She really wants to go into the kitten room but the kittens don't know her and they hiss at her through the screen. She feels unwelcome in there. :wink:


----------



## Jakiepoo (Jan 5, 2013)

Oh my goodness, she's grown up so much!! Where'd all her kitten fuzziness go? D:She is so beautiful though, couldn't have foster failed with a better kitty. 

And haha, she's starting to get too grown up for the itty bitty's in the kitten room! She's such a lucky girl to have ended up with you, love seeing her growing up pictures, but boy Does time fly!!


----------



## Smaughunter (Feb 14, 2014)

She is gorgeous! Her eyes are so big and beguiling. I can see why you kept her! I think I would be a poor foster parent because I would want to keep every cat!


----------



## Speechie (Dec 2, 2013)

Glorious girl!! How pretty she is!


----------



## TabbCatt (Mar 26, 2014)

She has the most sweetest looking face! Such inquisitive eyes and of course I adore her coloring!  <3


----------



## bluemilk (Oct 3, 2005)

OO! Is this an official foster fail, then? Well, you knew you didn't have a chance, didn't you. Those eyes, those colors, those engaging facial expressions! it sounds like you've really invested time and love in this cat...


----------



## Artiesmom1 (Jan 28, 2014)

OMG!! Polly has surely grown up!
What a beautiful young lady she has become! 
not a kitten anymore...sigh....but still beautiful and very playful!!!
She is a sweetie!!

Thanks you,:wiggle Marcia for saving her for your own..


----------



## cat owner again (Dec 14, 2012)

They grow up too fast - and she is beautiful. Could it possibly be allergies that make her sneeze?


----------



## zuma (Nov 5, 2009)

She's gorgeous. What a sweet face.


----------



## zuma (Nov 5, 2009)

Also I need a new picture of Phoebe. I fell in love with that sweet face too.


----------



## meggie (Mar 13, 2014)

Awww! Polly is precious!


----------



## Jetlaya67 (Sep 26, 2012)

Such a beautiful kitty! Well behaved too!

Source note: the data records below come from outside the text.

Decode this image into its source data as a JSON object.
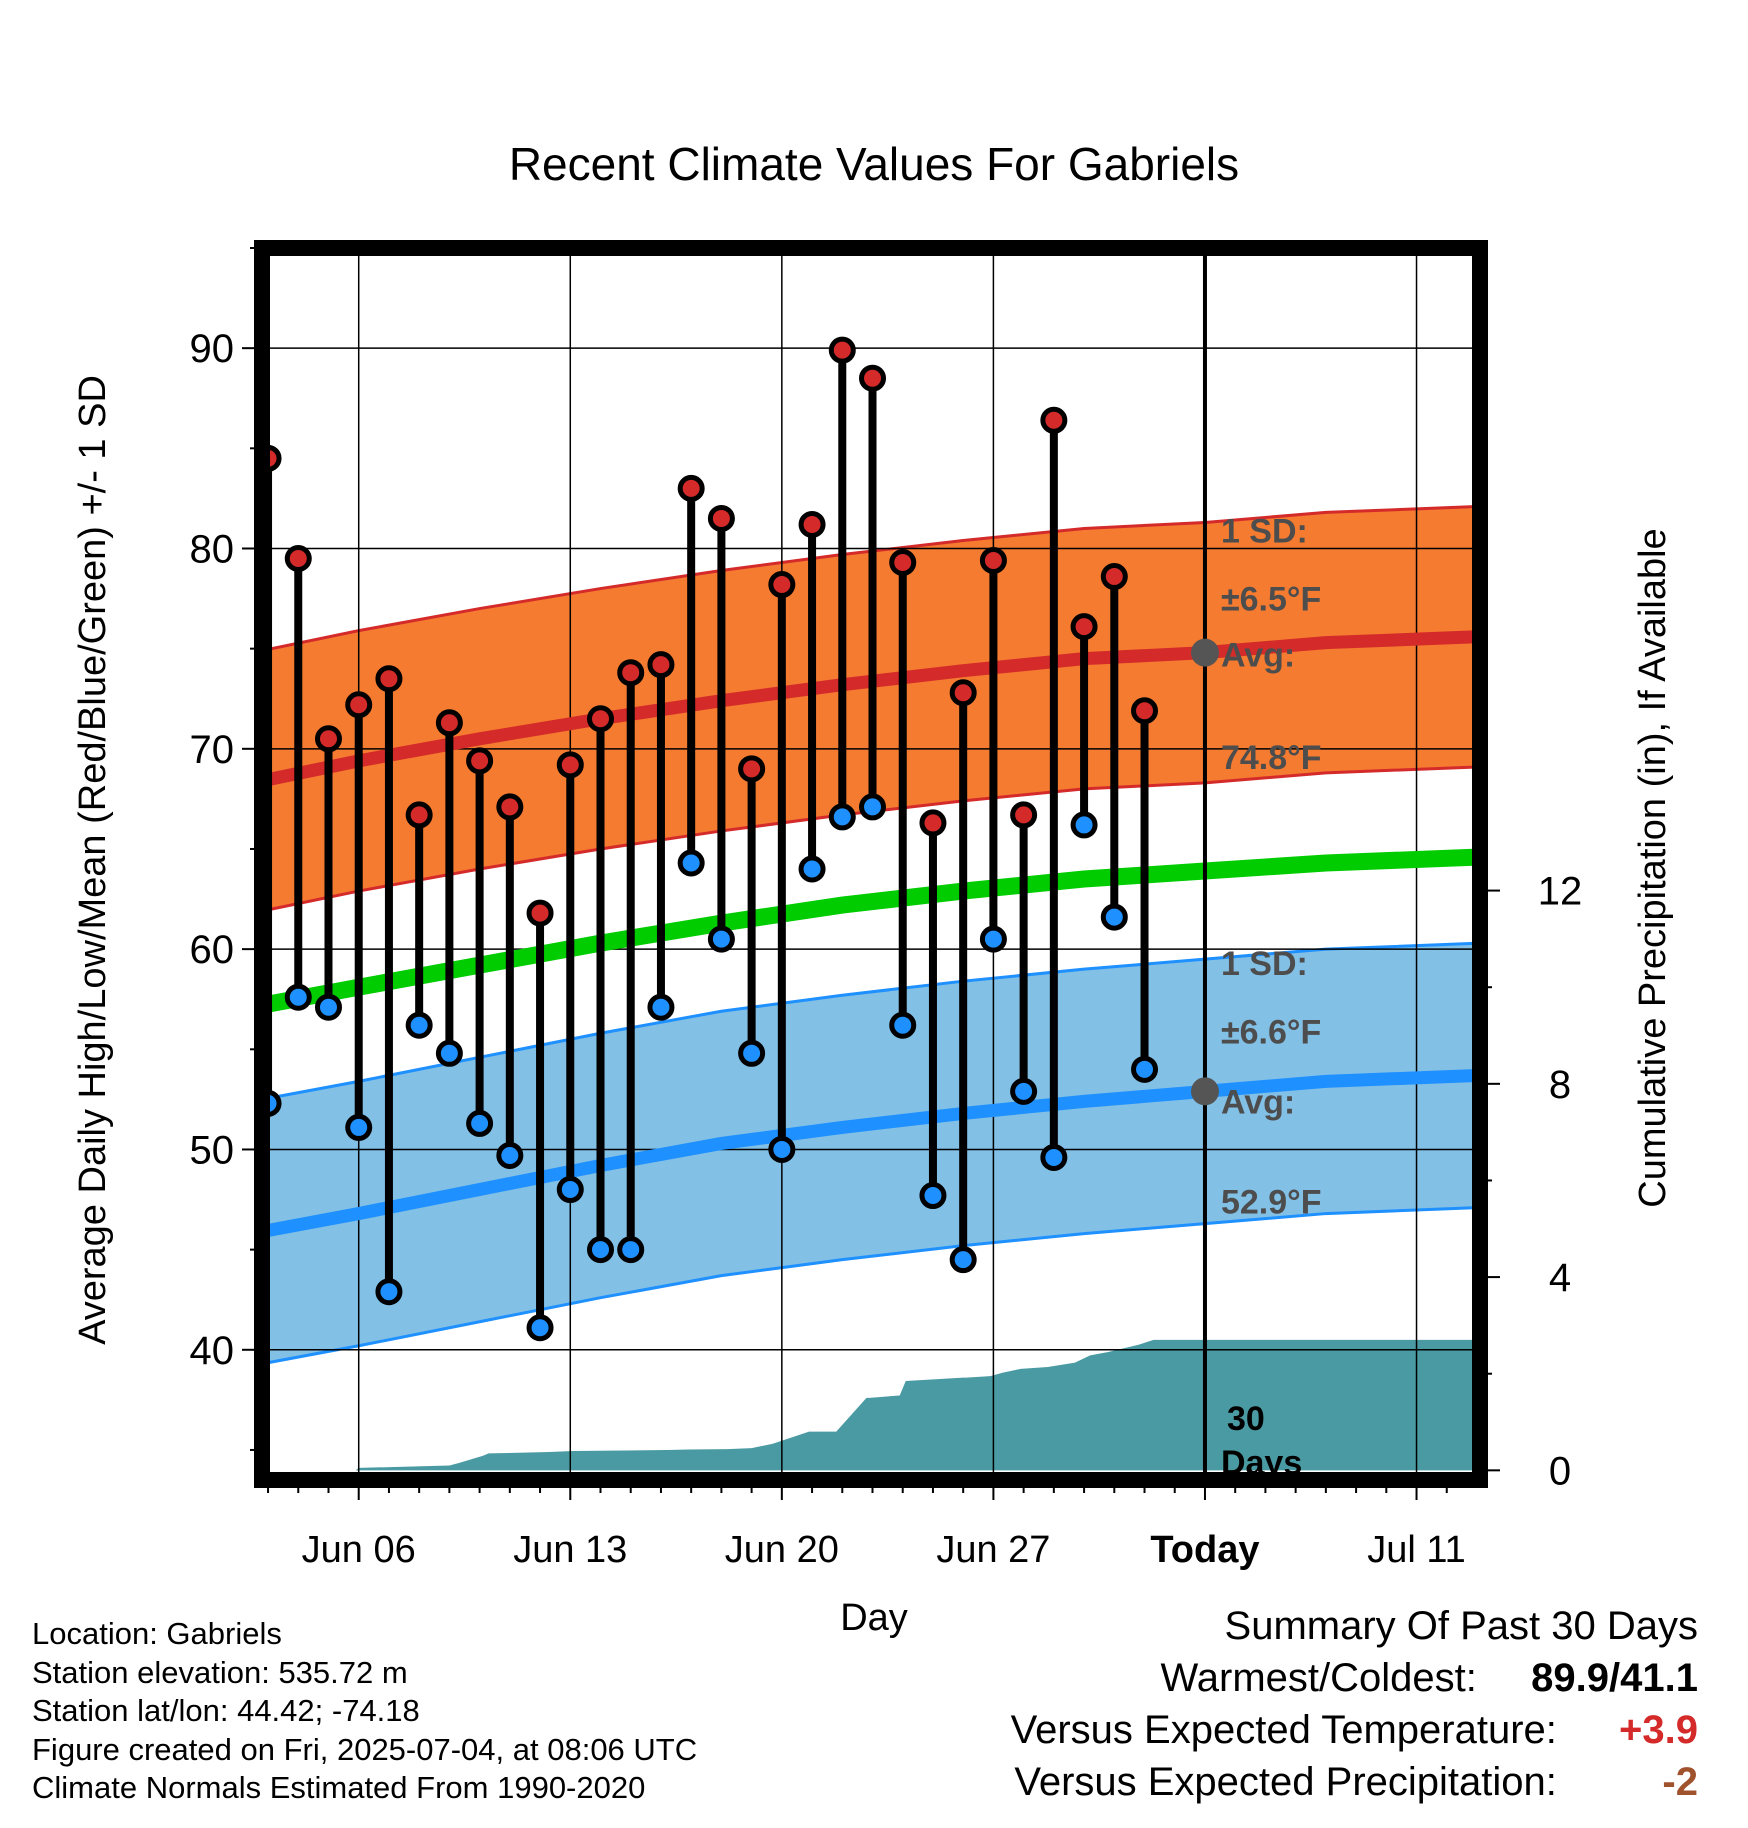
{
  "chart_data": {
    "type": "line",
    "title": "Recent Climate Values For Gabriels",
    "xlabel": "Day",
    "ylabel_left": "Average Daily High/Low/Mean (Red/Blue/Green) +/- 1 SD",
    "ylabel_right": "Cumulative Precipitation (in), If Available",
    "x_ticks": [
      {
        "day": 6,
        "label": "Jun 06"
      },
      {
        "day": 13,
        "label": "Jun 13"
      },
      {
        "day": 20,
        "label": "Jun 20"
      },
      {
        "day": 27,
        "label": "Jun 27"
      },
      {
        "day": 34,
        "label": "Today"
      },
      {
        "day": 41,
        "label": "Jul 11"
      }
    ],
    "xlim": [
      2.8,
      43.1
    ],
    "ylim_left": [
      33.5,
      95
    ],
    "ylim_right": [
      -0.2,
      25.3
    ],
    "y_ticks_left": [
      40,
      50,
      60,
      70,
      80,
      90
    ],
    "y_ticks_right": [
      0,
      4,
      8,
      12
    ],
    "today": 34,
    "observations": {
      "days": [
        3,
        4,
        5,
        6,
        7,
        8,
        9,
        10,
        11,
        12,
        13,
        14,
        15,
        16,
        17,
        18,
        19,
        20,
        21,
        22,
        23,
        24,
        25,
        26,
        27,
        28,
        29,
        30,
        31,
        32,
        33
      ],
      "high": [
        84.5,
        79.5,
        70.5,
        72.2,
        73.5,
        66.7,
        71.3,
        69.4,
        67.1,
        61.8,
        69.2,
        71.5,
        73.8,
        74.2,
        83.0,
        81.5,
        69.0,
        78.2,
        81.2,
        89.9,
        88.5,
        79.3,
        66.3,
        72.8,
        79.4,
        66.7,
        86.4,
        76.1,
        78.6,
        71.9,
        null
      ],
      "low": [
        52.3,
        57.6,
        57.1,
        51.1,
        42.9,
        56.2,
        54.8,
        51.3,
        49.7,
        41.1,
        48.0,
        45.0,
        45.0,
        57.1,
        64.3,
        60.5,
        54.8,
        50.0,
        64.0,
        66.6,
        67.1,
        56.2,
        47.7,
        44.5,
        60.5,
        52.9,
        49.6,
        66.2,
        61.6,
        54.0,
        null
      ]
    },
    "normals": {
      "days": [
        2.8,
        6,
        10,
        14,
        18,
        22,
        26,
        30,
        34,
        38,
        43.1
      ],
      "avg_high": [
        68.4,
        69.4,
        70.5,
        71.5,
        72.4,
        73.2,
        73.9,
        74.5,
        74.8,
        75.3,
        75.6
      ],
      "avg_low": [
        45.9,
        46.8,
        48.0,
        49.2,
        50.3,
        51.1,
        51.8,
        52.4,
        52.9,
        53.4,
        53.7
      ],
      "avg_mean": [
        57.2,
        58.1,
        59.2,
        60.3,
        61.3,
        62.2,
        62.9,
        63.5,
        63.9,
        64.3,
        64.6
      ],
      "high_sd": 6.5,
      "low_sd": 6.6
    },
    "precipitation": {
      "days": [
        2.8,
        5.9,
        6.0,
        9.0,
        9.3,
        10.1,
        10.3,
        12.3,
        13.1,
        16.2,
        16.9,
        18.2,
        19.0,
        19.7,
        20.9,
        21.8,
        22.8,
        22.9,
        23.9,
        24.1,
        26.0,
        26.1,
        26.9,
        27.3,
        27.9,
        28.8,
        29.7,
        30.2,
        30.8,
        31.8,
        32.3,
        43.1
      ],
      "cumulative": [
        0,
        0,
        0.05,
        0.1,
        0.15,
        0.3,
        0.35,
        0.38,
        0.4,
        0.42,
        0.43,
        0.44,
        0.46,
        0.55,
        0.8,
        0.8,
        1.5,
        1.5,
        1.55,
        1.85,
        1.92,
        1.92,
        1.95,
        2.02,
        2.1,
        2.14,
        2.23,
        2.38,
        2.45,
        2.6,
        2.7,
        2.7
      ]
    },
    "annotations": {
      "high_sd": "±6.5°F",
      "high_avg": "74.8°F",
      "low_sd": "±6.6°F",
      "low_avg": "52.9°F",
      "sd_label": "1 SD:",
      "avg_label": "Avg:",
      "window_label": "30 Days"
    },
    "colors": {
      "high_band": "#f47b30",
      "high_line": "#d42a2a",
      "low_band": "#82c0e6",
      "low_line": "#1e90ff",
      "mean_line": "#00cc00",
      "precip": "#4a9aa3",
      "high_marker": "#d42a2a",
      "low_marker": "#1e90ff",
      "annotation_text": "#4d4d4d",
      "today_marker": "#555555"
    }
  },
  "footer": {
    "location": "Location: Gabriels",
    "elevation": "Station elevation: 535.72 m",
    "latlon": "Station lat/lon: 44.42; -74.18",
    "created": "Figure created on Fri, 2025-07-04, at 08:06 UTC",
    "normals": "Climate Normals Estimated From 1990-2020"
  },
  "summary": {
    "title": "Summary Of Past 30 Days",
    "warm_cold_label": "Warmest/Coldest:",
    "warm_cold_value": "89.9/41.1",
    "temp_label": "Versus Expected Temperature:",
    "temp_value": "+3.9",
    "temp_color": "#d42a2a",
    "precip_label": "Versus Expected Precipitation:",
    "precip_value": "-2",
    "precip_color": "#a0522d"
  }
}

My Winston woul probably be in the laundry basket chewing on socks!


----------



## Marcia (Dec 26, 2010)

zuma said:


> Also I need a new picture of Phoebe. I fell in love with that sweet face too.


I agree, time for more pics of Phoebe! She has gotten fat and sassy and so sweet. How a cat is sassy and sweet all at once, I can't understand. Gone is the cuddle bug I adopted but that is ok. We love all our furbabies, no matter the personality. I'll get some pics later and update her adoption post. :lol:


----------